When the Image of Chile Foundation set out to discover Chile’s most emblematic symbol abroad, the result was not Nobel laureate Pablo Neruda or the moai of Easter Island; it was wine. Yet, up until a few years ago, the world’s fifth largest wine exporter didn’t have a single bar in its capital city showcasing premier bottles from the surrounding vineyards. Fast-forward to present day, and there are now nearly a dozen wine bars in Santiago.
Most of these newly opened vinobars have bilingual sommeliers and seasonally changing wine lists, making them vital spots to check the pulse of the nation’s rapidly evolving wine scene. If there’s a new trend in Chilean wine, you’ll find out about it first at a tasting or winemaker-led class in one of these seven wine bars.
Santiago’s original wine bar is an intimate space in the trendy Lastarria neighborhood with exposed brick walls and hearty dishes that complement the long list of Chilean vinos. If you’re not sure what to drink, you can always sample your way across the country on a flight of three wines united by a common theme (region, grape, style, etc). The English-speaking sommeliers are more than happy to steer you in the right direction. They also run workshops, blending courses and introductory classes for those seeking an insider perspective on the Chilean wine world. Advanced reservations are a must.
The owners of Bocanáriz expanded their horizons when they opened up their second wine bar, La Misión, in the ritzy Vitacura neighborhood. La Misión not only showcases wines from across Chile, but also the rest of South America, making it one of the only places in town where you can sample a Tannat from Uruguay, a Malbec from Argentina and a brut from Brazil all in one sitting. Like Bocanáriz, you can choose from flights of wine themed by region or style, and there are typically up to 20 primo vinos available by the glass. Grab a table in the leafy interior patio, order a charcuterie board, and get ready to hobnob with the upper echelon of Chilean society.
Slightly removed from the tourist circuit in the residential Ñuñoa neighborhood, La Vinocracia boasts one of the largest wine lists in South America with more than a thousand labels on the menu at any given time. Of course, Chile is the protagonist here. The wines come from the surrounding valleys, the seafood is plucked from the Pacific coast, and the décor resembles that of a rural Central Valley casona (replete with an underground wine cave!). The best day to visit is on Monday when bartenders uncork up to 50 premium wines and offer them by the glass for just CH$1,000 (US$1.50) apiece. Check the website for weekly winemaker-led tastings (in Spanish only) and live performances from local bands.

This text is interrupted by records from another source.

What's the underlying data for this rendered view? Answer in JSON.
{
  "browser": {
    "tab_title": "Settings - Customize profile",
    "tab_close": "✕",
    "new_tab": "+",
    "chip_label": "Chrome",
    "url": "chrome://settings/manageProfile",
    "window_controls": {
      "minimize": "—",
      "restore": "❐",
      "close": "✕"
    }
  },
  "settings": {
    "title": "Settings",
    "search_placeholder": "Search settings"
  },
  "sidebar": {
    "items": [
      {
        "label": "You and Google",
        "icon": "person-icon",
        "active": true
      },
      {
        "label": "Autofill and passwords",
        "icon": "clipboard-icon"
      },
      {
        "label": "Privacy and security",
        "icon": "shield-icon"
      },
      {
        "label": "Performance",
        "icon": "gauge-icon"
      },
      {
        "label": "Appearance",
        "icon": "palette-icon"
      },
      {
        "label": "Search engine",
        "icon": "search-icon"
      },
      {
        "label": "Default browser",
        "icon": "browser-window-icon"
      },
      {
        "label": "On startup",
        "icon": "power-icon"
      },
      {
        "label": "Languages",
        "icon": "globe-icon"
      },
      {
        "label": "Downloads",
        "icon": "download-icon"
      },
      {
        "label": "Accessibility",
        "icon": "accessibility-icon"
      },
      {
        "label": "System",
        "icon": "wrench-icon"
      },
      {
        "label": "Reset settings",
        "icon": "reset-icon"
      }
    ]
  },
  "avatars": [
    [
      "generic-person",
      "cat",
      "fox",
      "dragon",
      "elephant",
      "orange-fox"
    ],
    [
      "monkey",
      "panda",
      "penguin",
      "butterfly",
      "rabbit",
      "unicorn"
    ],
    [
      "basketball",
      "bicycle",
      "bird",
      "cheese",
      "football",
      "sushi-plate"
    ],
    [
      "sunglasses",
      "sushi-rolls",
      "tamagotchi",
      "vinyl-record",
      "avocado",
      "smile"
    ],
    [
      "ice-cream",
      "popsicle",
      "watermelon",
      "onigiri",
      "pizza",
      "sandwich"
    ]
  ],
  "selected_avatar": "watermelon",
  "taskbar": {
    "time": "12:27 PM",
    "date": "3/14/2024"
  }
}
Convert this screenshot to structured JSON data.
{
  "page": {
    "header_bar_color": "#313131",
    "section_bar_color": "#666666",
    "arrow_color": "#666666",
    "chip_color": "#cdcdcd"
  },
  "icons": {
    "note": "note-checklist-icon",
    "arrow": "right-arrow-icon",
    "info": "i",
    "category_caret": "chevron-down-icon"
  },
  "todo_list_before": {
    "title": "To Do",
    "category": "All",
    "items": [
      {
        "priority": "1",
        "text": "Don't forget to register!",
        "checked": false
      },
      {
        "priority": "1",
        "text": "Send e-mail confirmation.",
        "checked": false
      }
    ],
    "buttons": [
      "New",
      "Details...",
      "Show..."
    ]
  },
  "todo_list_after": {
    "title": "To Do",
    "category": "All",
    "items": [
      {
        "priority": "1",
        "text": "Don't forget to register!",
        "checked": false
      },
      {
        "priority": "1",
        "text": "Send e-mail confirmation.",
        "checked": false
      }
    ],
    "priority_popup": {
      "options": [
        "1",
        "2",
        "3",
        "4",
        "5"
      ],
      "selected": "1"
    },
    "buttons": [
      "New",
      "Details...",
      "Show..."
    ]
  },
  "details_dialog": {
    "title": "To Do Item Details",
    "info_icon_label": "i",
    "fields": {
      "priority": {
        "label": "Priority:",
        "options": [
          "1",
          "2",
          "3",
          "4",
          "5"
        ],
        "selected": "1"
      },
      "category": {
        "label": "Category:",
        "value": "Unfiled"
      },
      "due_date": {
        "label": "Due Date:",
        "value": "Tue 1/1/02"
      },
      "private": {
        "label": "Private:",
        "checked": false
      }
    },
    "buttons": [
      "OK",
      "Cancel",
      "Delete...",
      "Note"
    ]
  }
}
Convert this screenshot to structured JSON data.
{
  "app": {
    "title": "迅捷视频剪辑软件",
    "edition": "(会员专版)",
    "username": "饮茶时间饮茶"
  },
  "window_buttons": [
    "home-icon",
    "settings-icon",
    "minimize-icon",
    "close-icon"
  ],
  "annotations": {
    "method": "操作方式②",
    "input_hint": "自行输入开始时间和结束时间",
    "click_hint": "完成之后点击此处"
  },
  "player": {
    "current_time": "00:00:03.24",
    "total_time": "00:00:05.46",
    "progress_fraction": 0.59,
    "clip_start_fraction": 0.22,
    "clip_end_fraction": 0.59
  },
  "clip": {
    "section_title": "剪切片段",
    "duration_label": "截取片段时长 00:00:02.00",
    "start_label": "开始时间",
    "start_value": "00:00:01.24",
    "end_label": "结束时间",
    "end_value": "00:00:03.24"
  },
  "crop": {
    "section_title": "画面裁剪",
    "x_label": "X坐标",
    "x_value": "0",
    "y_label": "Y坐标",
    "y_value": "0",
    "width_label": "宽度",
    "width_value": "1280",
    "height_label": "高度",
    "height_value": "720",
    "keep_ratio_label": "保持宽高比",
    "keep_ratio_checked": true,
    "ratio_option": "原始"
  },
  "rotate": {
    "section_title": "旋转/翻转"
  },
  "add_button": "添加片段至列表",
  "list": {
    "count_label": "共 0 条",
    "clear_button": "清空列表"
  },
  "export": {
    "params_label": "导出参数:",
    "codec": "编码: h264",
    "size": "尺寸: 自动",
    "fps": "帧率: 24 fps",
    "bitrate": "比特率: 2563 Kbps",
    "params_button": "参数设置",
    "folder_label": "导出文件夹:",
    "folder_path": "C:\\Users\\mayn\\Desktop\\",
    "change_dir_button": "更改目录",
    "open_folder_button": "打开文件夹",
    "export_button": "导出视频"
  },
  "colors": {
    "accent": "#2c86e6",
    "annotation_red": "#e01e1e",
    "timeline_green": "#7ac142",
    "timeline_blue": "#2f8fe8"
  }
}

This two-story wine bar lords over the tourist-friendly Patio Bellavista complex and lures foreigners with its seven-page wine menu and flashy décor (think jet black booths with Merlot-purple accents). There are three-dozen Chilean wines available by the glass, and each appears on the menu with tasting notes and recommended pairings such as ceviche, empanadas or a traditional pastel de choclo (corn and beef pie). Themed flights of four different wines are also available so you can taste the flavors of the cooler coastal regions (like the Leyda and Casablanca valleys) or try Chile’s B-side grapes (like Carignan and País). Take note: this is the only wine bar open on a Sunday night.
Les Dix Vins
Want to see how Chilean varietals compare with their Old World brethren? This is the goal of the oh-so-sleek Les Dix Vins, which offers a small and ever-changing menu of Chilean and French wines to enjoy alongside lavish cheese boards. This store-cum-bar lies in the heart of the ‘Sanhattan’ financial district, and gives suited santiaguinos a reason to visit every night of the work week. They come on Mondays for free cheese tastings, Tuesdays for sommelier-led wine classes, Wednesdays for free wine tastings, Thursdays for oysters and bubbles, and the last Friday of every month for live jazz. All events are in Spanish only, pero si no hablas español, you can always smile and nod as you sample the goods.
With its walls lined in shelves of empty wine bottles, Andean earthenware and jars of pickled vegetables, Polvo fits right in to the bohemian Bellavista neighborhood. This homey-chic restobar sources only organic wines from small producers that reflect the character of their origin. The seasonally updated wine list might include unconventional red blends, uncommon orange wines or even rarer sweet wines from the Atacama Desert, among a host of viticultural curiosities. Even wine-haters will dig the pequeño menu of gastronomic delights, which include gourmet twists on grandma-approved Chilean staples and mouthwatering cheese and meat boards (there’s an entire charcuterie station outside the kitchen!).
La Cava del Sommelier
Santiago’s newest wine bar is located in the gentrifying Barrio Suecia neighborhood (which was formerly known for its debauched nightlife). This classy yet approachable restobar was the pet project of Ricardo Grellet, president of the National Association of Chilean Sommeliers, who had a mission to offer the best local wines at the lowest prices possible. Though you’ll find more than 300 labels available by the bottle, your best bet is the weekly menu of six premium wines – all of which you can try by the (small) glass for under CH$10,000 (about $15). The sommeliers here are some of the finest in town and, as a policy, won’t even accept tips.